"Why," I replied. "You know when the Old Man sent me away from the wheel?"

"Yes," he answered. "You mean in the morning watch, day before yesterday?"

"Yes," I said. "Well, don't you know what was the matter?"

"No," he replied. "That is, I heard you were snoozing at the wheel, and the Old Man came up and caught you."

"That's all a darned silly yarn!" I said. And then I told him the whole truth of the affair. After I had done that, I explained my idea about it, to him.

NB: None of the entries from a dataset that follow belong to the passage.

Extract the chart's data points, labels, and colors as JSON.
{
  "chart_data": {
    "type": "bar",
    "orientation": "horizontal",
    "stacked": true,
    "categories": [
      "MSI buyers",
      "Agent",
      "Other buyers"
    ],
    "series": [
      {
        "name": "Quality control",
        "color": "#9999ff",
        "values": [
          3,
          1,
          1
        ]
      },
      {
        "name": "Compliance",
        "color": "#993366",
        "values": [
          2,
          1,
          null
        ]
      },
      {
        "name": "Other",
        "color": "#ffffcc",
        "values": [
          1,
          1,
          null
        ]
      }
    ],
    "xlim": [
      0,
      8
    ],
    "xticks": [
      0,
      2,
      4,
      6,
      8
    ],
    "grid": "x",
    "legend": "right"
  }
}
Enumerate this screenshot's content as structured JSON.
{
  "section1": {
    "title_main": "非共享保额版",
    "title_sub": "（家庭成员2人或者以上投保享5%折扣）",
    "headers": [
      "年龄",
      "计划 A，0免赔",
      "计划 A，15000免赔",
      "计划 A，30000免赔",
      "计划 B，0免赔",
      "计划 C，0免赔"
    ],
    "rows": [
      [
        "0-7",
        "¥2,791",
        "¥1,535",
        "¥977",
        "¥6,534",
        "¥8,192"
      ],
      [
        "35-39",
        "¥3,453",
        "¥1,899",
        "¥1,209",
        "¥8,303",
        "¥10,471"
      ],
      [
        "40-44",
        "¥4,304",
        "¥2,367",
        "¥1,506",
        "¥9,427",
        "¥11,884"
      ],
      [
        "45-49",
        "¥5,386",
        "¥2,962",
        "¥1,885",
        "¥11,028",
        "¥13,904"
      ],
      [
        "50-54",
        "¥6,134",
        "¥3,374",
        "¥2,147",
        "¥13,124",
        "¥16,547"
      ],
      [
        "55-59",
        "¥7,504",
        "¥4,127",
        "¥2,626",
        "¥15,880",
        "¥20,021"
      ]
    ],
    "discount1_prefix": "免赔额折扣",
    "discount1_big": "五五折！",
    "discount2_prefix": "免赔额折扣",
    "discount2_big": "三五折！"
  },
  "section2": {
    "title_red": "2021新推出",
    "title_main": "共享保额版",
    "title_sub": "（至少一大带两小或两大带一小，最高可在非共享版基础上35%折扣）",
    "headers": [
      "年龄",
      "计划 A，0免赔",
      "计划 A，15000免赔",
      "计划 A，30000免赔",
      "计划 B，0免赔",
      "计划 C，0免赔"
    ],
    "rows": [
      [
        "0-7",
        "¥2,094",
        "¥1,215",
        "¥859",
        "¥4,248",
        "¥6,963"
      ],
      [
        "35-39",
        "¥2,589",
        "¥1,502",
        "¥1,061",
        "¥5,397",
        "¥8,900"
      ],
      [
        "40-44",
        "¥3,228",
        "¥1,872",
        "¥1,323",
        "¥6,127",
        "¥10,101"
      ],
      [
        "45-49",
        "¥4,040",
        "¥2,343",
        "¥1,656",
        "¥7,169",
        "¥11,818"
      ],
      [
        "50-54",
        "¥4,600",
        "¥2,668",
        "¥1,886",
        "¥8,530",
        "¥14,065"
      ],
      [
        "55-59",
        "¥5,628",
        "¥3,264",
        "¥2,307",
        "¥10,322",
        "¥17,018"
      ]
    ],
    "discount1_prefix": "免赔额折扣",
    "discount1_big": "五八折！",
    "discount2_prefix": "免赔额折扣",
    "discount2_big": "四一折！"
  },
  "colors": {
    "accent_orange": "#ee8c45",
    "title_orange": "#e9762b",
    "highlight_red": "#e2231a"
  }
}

"Now you see what I mean?" I asked.

"You mean that this strange atmosphere—or whatever it is—we're in, would not allow us to see another ship?" he asked, a bit awestruck.

"Yes," I said. "But the point I wanted you to see, is that if we can't see another vessel, even when she's quite close, then, in the same way, we shouldn't be able to see land. To all intents and purposes we're blind. Just you think of it! We're out in the middle of the briny, doing a sort of eternal blind man's hop. The Old Man couldn't put into port, even if he wanted to. He'd run us bang on shore, without our ever seeing it."

"What are we going to do, then?" he asked, in a despairing sort of way.
"Do you mean to say we can't do anything? Surely something can be done!
It's terrible!"

For perhaps a minute, we walked up and down, in the light from the different lanterns. Then he spoke again.